Justice and the juvenile

September 06, 2013 12:07 am | Updated December 04, 2021 11:21 pm IST

Calls to dilute the Juvenile Justice Act in light of what is perceived as lenient punishment to the juvenile offender in the Delhi gang rape case are understandable but misplaced. The crime shook the country’s conscience, brought forth an unprecedented outpouring of anger and triggered collective introspection on the safety of women and girls. But even though there is a view that the young perpetrator has been able to get away lightly, this is not reason enough to question or do away with the principles underlying juvenile justice. Separate legislation has existed in many countries around the world since the early 20th century for the care and protection of children, including child offenders. The present system in India was introduced by a 1986 Act and improved upon in 2000. The JJ Act, 2000, a progressive legislation, replaced the regular judicial process with a reformatory regime, favouring supervised probation or stay in an observation home over imprisonment. The law tries to reform a young offender’s conduct rather than confine him for decades in a prison with adult criminals, which only works to fan recidivist tendencies.

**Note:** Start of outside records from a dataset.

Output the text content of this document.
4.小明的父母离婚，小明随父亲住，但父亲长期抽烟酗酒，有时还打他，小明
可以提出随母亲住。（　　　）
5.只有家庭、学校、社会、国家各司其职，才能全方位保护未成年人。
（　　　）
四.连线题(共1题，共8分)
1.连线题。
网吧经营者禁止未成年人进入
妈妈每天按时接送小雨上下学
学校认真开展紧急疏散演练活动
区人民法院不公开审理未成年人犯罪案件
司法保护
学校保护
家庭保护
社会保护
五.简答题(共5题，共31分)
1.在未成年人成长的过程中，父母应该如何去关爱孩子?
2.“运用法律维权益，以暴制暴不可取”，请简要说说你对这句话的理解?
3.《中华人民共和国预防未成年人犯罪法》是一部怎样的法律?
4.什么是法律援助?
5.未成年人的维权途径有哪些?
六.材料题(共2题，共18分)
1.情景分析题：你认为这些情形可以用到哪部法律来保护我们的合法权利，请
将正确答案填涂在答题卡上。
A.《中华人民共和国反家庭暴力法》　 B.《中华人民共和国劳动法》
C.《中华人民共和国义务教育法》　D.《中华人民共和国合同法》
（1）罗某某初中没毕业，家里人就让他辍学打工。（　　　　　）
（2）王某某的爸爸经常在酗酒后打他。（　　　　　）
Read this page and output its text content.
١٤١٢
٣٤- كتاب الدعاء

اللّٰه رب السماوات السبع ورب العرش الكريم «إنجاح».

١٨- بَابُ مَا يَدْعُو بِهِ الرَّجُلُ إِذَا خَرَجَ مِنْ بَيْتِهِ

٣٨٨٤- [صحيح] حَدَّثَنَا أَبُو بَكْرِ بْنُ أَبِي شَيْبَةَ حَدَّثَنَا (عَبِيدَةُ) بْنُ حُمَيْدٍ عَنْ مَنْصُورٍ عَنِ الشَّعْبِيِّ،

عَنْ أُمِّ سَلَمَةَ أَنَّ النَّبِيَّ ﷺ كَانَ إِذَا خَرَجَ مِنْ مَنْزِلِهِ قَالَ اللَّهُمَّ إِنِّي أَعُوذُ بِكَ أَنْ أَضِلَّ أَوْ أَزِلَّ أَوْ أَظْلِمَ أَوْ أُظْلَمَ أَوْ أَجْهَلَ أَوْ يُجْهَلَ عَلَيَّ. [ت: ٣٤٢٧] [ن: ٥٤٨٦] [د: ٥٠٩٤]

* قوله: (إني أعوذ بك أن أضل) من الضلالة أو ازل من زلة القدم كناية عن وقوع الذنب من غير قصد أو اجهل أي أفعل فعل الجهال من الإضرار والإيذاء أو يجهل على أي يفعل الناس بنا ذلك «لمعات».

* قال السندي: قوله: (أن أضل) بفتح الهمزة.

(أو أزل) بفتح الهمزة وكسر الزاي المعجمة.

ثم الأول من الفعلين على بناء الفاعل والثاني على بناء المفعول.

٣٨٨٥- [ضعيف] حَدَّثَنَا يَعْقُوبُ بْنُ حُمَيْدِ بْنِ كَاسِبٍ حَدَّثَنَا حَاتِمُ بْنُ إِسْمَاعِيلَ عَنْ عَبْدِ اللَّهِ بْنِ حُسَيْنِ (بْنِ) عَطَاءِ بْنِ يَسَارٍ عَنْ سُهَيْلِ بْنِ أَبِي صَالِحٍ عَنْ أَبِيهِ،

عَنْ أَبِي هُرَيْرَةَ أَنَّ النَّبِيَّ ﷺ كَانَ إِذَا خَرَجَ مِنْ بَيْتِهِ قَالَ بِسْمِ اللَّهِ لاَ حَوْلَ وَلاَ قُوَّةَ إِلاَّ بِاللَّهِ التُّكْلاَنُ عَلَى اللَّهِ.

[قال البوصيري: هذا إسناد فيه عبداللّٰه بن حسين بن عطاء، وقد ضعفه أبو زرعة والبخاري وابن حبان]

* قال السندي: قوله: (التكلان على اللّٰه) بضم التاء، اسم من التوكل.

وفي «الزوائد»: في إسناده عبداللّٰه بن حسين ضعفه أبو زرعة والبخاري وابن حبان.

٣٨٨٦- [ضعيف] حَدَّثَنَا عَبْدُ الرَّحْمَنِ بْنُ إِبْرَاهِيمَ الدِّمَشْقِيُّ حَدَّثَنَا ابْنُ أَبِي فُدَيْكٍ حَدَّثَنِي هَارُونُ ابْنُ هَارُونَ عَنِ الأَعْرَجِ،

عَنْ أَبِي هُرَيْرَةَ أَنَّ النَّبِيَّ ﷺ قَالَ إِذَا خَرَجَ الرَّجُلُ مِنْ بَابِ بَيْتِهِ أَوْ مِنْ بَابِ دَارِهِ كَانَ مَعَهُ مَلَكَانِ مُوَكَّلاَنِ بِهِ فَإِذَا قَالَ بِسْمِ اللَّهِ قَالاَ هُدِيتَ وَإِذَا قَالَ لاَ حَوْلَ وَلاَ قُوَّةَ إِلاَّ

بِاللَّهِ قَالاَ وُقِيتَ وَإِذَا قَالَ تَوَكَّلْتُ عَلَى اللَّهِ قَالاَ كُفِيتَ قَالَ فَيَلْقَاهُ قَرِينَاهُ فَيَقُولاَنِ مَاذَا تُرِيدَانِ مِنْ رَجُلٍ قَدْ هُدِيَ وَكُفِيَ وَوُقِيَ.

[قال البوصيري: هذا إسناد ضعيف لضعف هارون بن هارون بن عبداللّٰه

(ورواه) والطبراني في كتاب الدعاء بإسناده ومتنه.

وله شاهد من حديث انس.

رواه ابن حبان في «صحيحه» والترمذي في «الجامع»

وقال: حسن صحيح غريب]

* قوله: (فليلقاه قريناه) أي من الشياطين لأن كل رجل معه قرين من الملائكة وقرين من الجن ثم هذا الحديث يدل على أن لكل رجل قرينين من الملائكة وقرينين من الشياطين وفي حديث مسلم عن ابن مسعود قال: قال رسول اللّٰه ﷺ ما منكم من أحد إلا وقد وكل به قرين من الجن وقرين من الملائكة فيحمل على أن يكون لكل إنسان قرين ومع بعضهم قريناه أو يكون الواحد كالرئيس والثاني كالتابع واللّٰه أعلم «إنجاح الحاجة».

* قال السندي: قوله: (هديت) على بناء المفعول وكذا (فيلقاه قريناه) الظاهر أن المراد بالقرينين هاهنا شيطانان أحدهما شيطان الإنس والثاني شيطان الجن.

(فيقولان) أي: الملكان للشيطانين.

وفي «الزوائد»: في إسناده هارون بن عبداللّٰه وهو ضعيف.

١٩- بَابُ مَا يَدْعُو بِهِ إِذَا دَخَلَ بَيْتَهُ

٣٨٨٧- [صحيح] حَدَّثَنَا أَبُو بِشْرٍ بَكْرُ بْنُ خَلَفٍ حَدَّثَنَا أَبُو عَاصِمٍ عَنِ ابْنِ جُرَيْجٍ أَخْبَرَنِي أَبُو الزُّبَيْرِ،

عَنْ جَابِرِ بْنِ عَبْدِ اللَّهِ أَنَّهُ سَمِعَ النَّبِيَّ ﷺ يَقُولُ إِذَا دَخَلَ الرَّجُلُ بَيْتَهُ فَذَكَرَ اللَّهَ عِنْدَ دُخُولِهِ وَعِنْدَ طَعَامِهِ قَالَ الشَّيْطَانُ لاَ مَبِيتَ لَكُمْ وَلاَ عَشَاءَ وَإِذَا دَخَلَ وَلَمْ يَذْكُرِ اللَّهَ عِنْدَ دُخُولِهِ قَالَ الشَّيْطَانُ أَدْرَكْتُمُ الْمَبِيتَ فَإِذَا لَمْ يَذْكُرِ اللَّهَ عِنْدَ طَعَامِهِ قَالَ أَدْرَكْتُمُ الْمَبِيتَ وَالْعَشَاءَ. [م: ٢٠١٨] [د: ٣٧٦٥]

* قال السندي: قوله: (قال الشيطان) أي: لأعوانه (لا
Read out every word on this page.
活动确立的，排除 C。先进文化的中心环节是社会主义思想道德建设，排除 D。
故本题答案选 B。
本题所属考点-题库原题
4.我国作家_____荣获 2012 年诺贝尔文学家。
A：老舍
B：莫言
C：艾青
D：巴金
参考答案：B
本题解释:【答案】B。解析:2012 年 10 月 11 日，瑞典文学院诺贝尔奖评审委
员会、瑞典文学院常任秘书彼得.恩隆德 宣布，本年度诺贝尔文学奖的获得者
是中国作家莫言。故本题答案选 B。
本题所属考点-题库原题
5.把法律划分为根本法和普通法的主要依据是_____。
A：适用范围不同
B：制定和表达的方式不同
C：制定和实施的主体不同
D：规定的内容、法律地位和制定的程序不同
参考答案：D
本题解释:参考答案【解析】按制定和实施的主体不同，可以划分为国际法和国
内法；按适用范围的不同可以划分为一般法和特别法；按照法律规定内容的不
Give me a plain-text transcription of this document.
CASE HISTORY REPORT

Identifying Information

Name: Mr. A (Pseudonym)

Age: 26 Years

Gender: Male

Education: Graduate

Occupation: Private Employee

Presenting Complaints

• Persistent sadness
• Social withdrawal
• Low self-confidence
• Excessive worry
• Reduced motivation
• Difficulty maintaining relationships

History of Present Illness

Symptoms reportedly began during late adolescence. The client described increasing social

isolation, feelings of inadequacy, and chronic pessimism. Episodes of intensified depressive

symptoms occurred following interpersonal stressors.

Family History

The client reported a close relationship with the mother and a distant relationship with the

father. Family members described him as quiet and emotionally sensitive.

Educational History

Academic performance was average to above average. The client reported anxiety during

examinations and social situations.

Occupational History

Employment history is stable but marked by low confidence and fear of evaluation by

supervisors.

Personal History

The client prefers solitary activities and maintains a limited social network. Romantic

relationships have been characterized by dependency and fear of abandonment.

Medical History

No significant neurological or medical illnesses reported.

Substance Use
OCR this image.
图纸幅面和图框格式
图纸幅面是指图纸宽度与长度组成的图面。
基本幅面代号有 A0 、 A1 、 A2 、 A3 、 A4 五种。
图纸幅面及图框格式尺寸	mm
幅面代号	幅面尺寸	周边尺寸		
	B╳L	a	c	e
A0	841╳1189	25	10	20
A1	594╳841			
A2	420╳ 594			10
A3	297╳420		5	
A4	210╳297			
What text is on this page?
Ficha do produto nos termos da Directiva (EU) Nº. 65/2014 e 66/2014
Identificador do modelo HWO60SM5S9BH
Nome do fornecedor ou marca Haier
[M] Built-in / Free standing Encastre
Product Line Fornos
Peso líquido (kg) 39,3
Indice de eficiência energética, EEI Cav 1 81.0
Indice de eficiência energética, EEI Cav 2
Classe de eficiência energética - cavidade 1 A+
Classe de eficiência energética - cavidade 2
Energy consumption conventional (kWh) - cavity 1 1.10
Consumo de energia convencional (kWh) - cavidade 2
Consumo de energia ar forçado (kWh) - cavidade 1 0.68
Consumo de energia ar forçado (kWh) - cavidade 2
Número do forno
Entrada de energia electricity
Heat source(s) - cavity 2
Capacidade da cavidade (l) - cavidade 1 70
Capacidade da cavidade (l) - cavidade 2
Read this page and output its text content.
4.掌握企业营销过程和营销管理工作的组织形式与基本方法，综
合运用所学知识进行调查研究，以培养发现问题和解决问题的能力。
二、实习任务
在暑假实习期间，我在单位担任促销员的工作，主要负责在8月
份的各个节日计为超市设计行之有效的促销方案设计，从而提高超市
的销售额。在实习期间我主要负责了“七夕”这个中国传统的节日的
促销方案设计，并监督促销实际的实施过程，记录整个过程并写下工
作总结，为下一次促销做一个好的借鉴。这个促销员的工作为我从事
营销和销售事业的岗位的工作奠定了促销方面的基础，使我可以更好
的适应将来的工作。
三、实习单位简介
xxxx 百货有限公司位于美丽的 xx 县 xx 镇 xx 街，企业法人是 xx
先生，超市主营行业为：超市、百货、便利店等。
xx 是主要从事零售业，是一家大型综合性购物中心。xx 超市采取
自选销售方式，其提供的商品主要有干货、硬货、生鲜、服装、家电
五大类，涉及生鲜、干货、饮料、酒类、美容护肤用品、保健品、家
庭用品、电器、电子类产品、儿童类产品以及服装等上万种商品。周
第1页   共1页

While refusing to allow the Delhi gang rape juvenile offender to be tried as an adult, the Supreme Court pointed out in its order that underage crime still forms only a tiny percentage of the large body of crime in the country. However, merely going through a differential process for juvenile offenders is not enough. It is obvious that the social contract underlying a lenient regime requires equal attention to be paid to the design and implementation of a proper rehabilitation process. Society will only countenance shielding young offenders guilty of great brutality from the rigours of adult justice if it is confident that they will indeed benefit from the rehabilitative approach to juvenile justice. In India, we need to guard against the complacent belief that a stint in a remand home is enough for their rehabilitation. The atmosphere in many such facilities is not conducive for reformation, and in fact may toughen or entrench criminal propensities. The system should not end up creating a new underclass that combines a sense of triumph over avoiding a prison term after committing heinous crimes, with the psychological effects of staying under bleak, hope-denying conditions. Making juvenile correctional facilities more humane is one part of the answer. But to address the need for proportionality — not so much in punishment as in the necessity of socio-psychological repair — when a young offender commits truly heinous crimes, a longer period of sustained counselling and rehabilitation ought to be an essential part of the juvenile justice process even after the maximum period of remand is over.